Like the owner of the wheat field who likely fertilized both weeds and wheat until the harvest, God sends rain on all. If God gives to people who have incomplete views of Him, shouldn’t I also treat others with love? Why not look for the ninety percent similarity?

This is not about belief or doctrine. I believe as I do because through the Bible I have found a God who loves me, wants to relate to me and brings me peace. This is about how I treat others who may not be a part of my group. A colleague said, “The thing about all religions is that people just want to be loved.” The source of that love is God. I want God to live His love through me. It’s like my first Catholic friend taught me: “The most important thing is how we treat people.”


One day the disciple John came running to Jesus. “Teacher,” he cried out, “we saw a man driving out demons in your name. We told him to stop because he isn’t one of us.” John felt sure that Jesus would disapprove of this encroachment on his brand.

But Jesus had a more open-source attitude. “Don’t stop him. If he is not against us, then he is for us. If he does a miracle in my name, he won’t say anything bad about me.” (Mark 9:38-41 paraphrased)

If I look for the ninety percent similarity, I don’t judge people based on their groups. I ask different questions. What do people believe in common? How is God leading those who belong to a different denomination? What can I learn from another’s perspective? And then a very humbling question: If I compare myself to all that God wants for me, His ideal, do I have even ninety percent in common with God?

I observed a God-filled Catholic woman during a visit to the Maryknoll sisters in Guatemala. After telling of their village health worker training program, the trainer answered questions.

“How do you keep from getting burned out?”

“I have to keep going back to the Word,” the sister responded. “When I immerse myself in God’s word, I find renewed strength.”

God does the same for me, I thought.  Are we really that different in relying on the strength God gives? Why not look for more of these similarities rather than focusing on the differences?

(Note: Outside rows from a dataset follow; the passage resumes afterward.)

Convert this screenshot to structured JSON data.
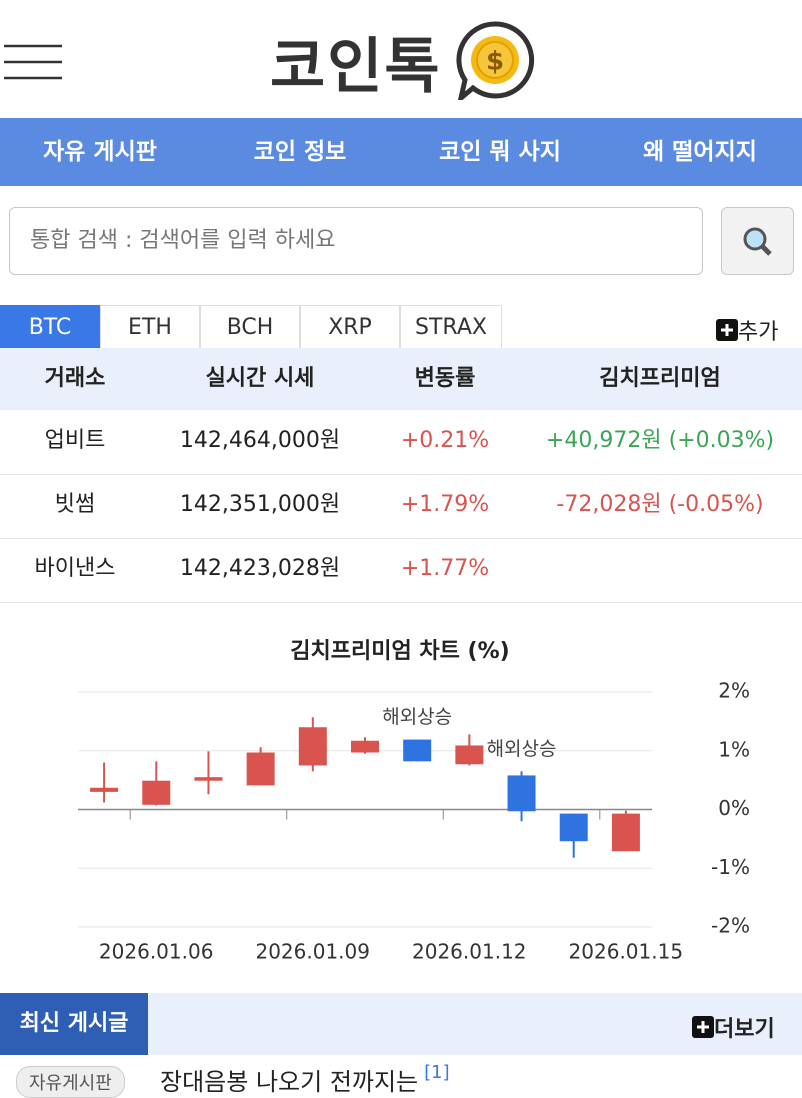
{
  "header": {
    "logo": "코인톡"
  },
  "nav": [
    "자유 게시판",
    "코인 정보",
    "코인 뭐 사지",
    "왜 떨어지지"
  ],
  "search": {
    "placeholder": "통합 검색 : 검색어를 입력 하세요"
  },
  "tabs": [
    "BTC",
    "ETH",
    "BCH",
    "XRP",
    "STRAX"
  ],
  "add": "추가",
  "table": {
    "header": [
      "거래소",
      "실시간 시세",
      "변동률",
      "김치프리미엄"
    ],
    "rows": [
      [
        "업비트",
        "142,464,000원",
        "+0.21%",
        "+40,972원 (+0.03%)"
      ],
      [
        "빗썸",
        "142,351,000원",
        "+1.79%",
        "-72,028원 (-0.05%)"
      ],
      [
        "바이낸스",
        "142,423,028원",
        "+1.77%"
      ]
    ]
  },
  "chart_data": {
    "type": "candlestick",
    "title": "김치프리미엄 차트 (%)",
    "categories": [
      null,
      "2026.01.06",
      null,
      null,
      "2026.01.09",
      null,
      null,
      "2026.01.12",
      null,
      null,
      "2026.01.15"
    ],
    "open": [
      0.3,
      0.08,
      0.49,
      0.41,
      0.75,
      0.97,
      1.19,
      0.77,
      0.58,
      -0.07,
      -0.71
    ],
    "high": [
      0.8,
      0.82,
      0.99,
      1.06,
      1.57,
      1.23,
      1.19,
      1.28,
      0.65,
      -0.07,
      -0.02
    ],
    "low": [
      0.12,
      0.07,
      0.26,
      0.41,
      0.65,
      0.95,
      0.82,
      0.75,
      -0.2,
      -0.82,
      -0.71
    ],
    "close": [
      0.37,
      0.49,
      0.55,
      0.97,
      1.4,
      1.17,
      0.82,
      1.09,
      -0.03,
      -0.54,
      -0.07
    ],
    "annotations": [
      null,
      null,
      null,
      null,
      null,
      null,
      "해외상승",
      null,
      "해외상승",
      null,
      null
    ],
    "up_color": "#d9534f",
    "down_color": "#2f73e0",
    "ylim": [
      -2,
      2
    ],
    "yticks": [
      {
        "value": 2,
        "label": "2%"
      },
      {
        "value": 1,
        "label": "1%"
      },
      {
        "value": 0,
        "label": "0%"
      },
      {
        "value": -1,
        "label": "-1%"
      },
      {
        "value": -2,
        "label": "-2%"
      }
    ],
    "grid": true
  },
  "posts": {
    "title": "최신 게시글",
    "more": "더보기",
    "items": [
      {
        "board": "자유게시판",
        "title": "장대음봉 나오기 전까지는",
        "comments": "[1]"
      }
    ]
  }
}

My daughter told her fiancé how she felt about the off-the-cuff comment. “I will vehemently defend you,” she said, “if that ever happens again.”

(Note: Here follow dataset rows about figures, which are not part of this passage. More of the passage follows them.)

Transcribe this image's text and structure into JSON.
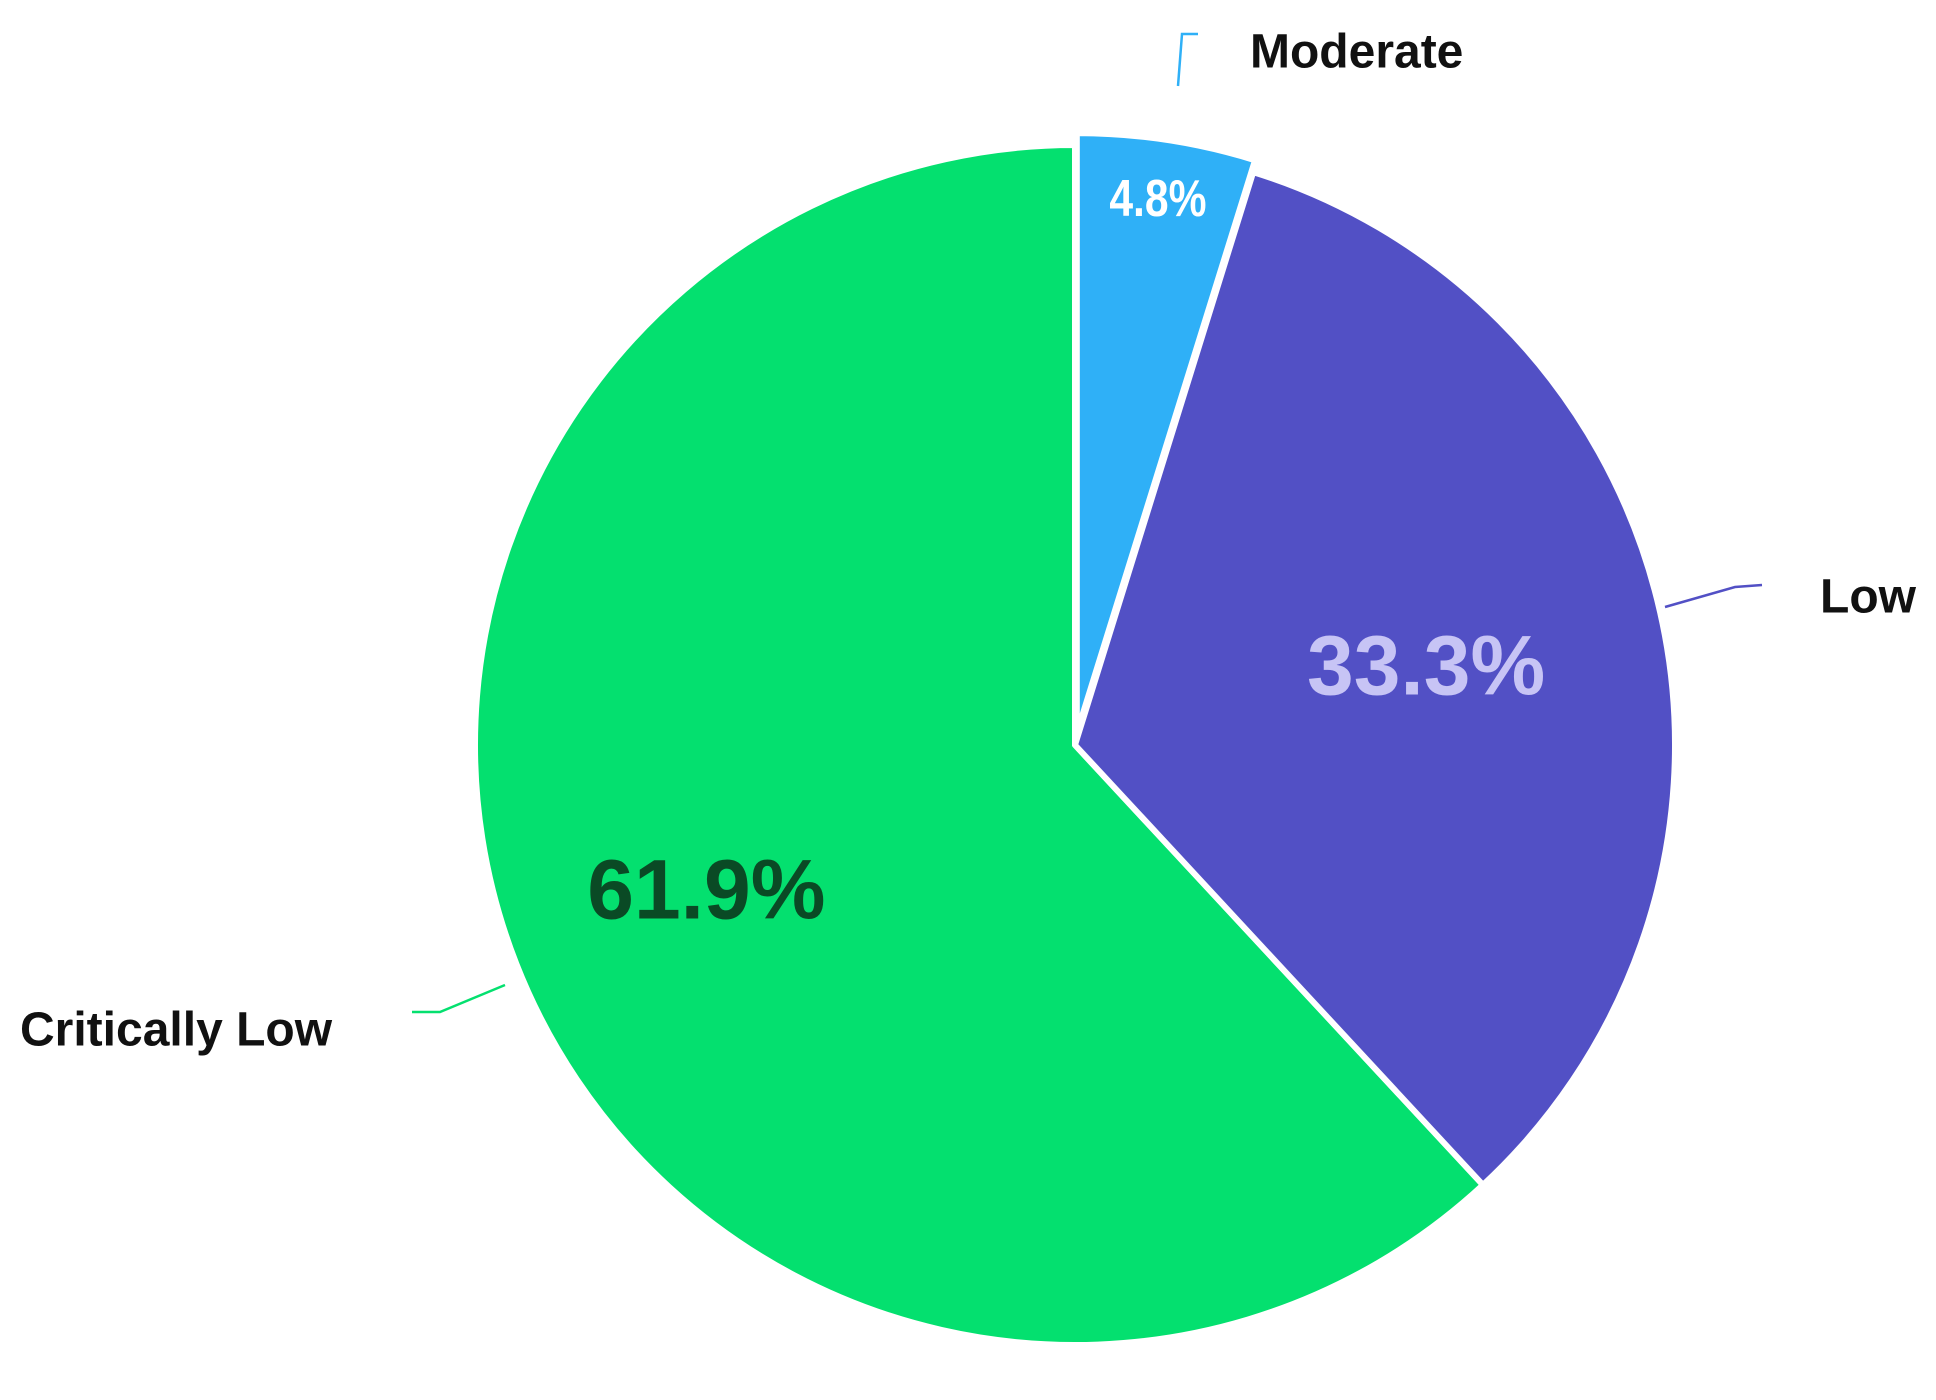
{
  "chart_data": {
    "type": "pie",
    "slices": [
      {
        "label": "Critically Low",
        "value": 61.9,
        "value_label": "61.9%",
        "color": "#04e06f",
        "value_label_color": "#0a4a25"
      },
      {
        "label": "Low",
        "value": 33.3,
        "value_label": "33.3%",
        "color": "#5250c5",
        "value_label_color": "#c7c4f5"
      },
      {
        "label": "Moderate",
        "value": 4.8,
        "value_label": "4.8%",
        "color": "#2fb0f7",
        "value_label_color": "#ffffff",
        "exploded": true
      }
    ],
    "start_angle": "12 o'clock",
    "direction": "counterclockwise",
    "title": "",
    "legend": "none",
    "label_placement": "outside with leader lines",
    "slice_border_color": "#ffffff"
  }
}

His reply, like his father’s, had depth. “Don’t worry about it,” he said. “I’ll just show by my actions what kind of person I am.”

Hearing his response, I knew that he had touched part of the ninety percent we have in common.


Aletha Gruzensky’s first spiritual loyalty is to a growing relationship with Jesus. She is a free-lance writer, a college tutor, and an international public health professional currently living in College Place, Washington. As a Seventh-day Adventist, she thinks liberally while behaving conservatively.